Durst also hooked up Staind with producer Terry Date (Limp Bizkit, Buckcherry, the Deftones), one of the hottest hard-rock producers of the past decade. "Fred brought them to me and I immediately thought Aaron's voice was pretty undeniable," Date, 42, said.

With Durst, author of the rap-rock hit "Nookie" (RealAudio excerpt), already having done most of the preproduction work, Date said his only challenge was to capture the explosive live feel of the band and help bring out both their melodic and hard sensibilities.

"Musical styles rotate and cycle through," Date said of the preponderance of popular groups currently using both new-wave melody and '80s hard rock as touchstones. "And there's a couple of ingredients: First you need bands with original ideas, and the second thing is boredom with what's been going on. There's a new generation of kids that want their own music, not what their older brother was listening to, and when you get bands like Staind and Korn, it gives people their own identity."

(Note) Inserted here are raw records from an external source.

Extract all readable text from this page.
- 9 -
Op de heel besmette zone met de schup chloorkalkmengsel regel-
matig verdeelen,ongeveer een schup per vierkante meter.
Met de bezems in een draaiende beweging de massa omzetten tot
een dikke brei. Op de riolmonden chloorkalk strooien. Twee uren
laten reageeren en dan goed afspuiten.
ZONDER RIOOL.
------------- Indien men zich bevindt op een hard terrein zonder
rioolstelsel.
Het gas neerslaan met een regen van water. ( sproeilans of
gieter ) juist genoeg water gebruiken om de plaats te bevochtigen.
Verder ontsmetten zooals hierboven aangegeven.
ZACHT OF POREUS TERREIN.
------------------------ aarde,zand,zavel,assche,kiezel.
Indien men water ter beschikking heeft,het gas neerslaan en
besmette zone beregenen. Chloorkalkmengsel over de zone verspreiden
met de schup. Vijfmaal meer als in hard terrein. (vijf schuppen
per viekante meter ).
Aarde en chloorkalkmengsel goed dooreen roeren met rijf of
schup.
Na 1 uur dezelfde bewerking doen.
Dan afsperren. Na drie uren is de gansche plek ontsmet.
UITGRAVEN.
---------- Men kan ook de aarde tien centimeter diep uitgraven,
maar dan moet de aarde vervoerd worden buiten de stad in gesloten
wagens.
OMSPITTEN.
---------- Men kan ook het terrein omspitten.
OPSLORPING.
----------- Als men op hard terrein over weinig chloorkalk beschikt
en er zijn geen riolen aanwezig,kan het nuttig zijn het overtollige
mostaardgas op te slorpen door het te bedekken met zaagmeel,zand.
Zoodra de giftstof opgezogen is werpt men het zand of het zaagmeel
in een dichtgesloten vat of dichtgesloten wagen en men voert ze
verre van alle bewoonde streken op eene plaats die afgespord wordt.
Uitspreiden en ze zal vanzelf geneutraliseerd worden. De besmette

Lewis' dark but melodic vocals and deeply personal lyrics hold the group's heavy pop songs together. The soft-spoken singer said he had a troubled childhood, and songs such as the brooding rock ballad "Just Go" (RealAudio excerpt), the album's first single, sketch dark events that have colored his life.

"Such a cancer on the face of everything that's beautiful," Lewis croons through gritted teeth and a crunching, Alice in Chains-like guitar line. "I feel so dirty/ I'm kind of tragic/ I'm kind of insecure/ But I know that I'm the only one that can fix whatever's wrong I'm sure."

Durst directed the video for the song, which shows a troubled young woman leaping from an apartment ledge into a swimming pool.

"All the lyrics are about me," Lewis said of the dark words he often improvised in the studio. "That's why it's called Dysfunction. It's just a list of all the f---ed-up sh-- I've gone through in life."

Among the personal travails Lewis dissects in songs such as "Suffocate," "Me" and the album's next single, "Mudshovel" (RealAudio excerpt), are sexual abuse and learning that his mother never loved his father.

Even with intense therapy and the emotional release of venting his traumas on CD, Lewis said he has no problem calling up those emotions during shows.

"I just do it for 35 minutes every night and go on with the rest of my day," he said. "It keeps me on an even keel. I get all my frustrations and aggressions out onstage and get my peace and tranquility from fishing during the day."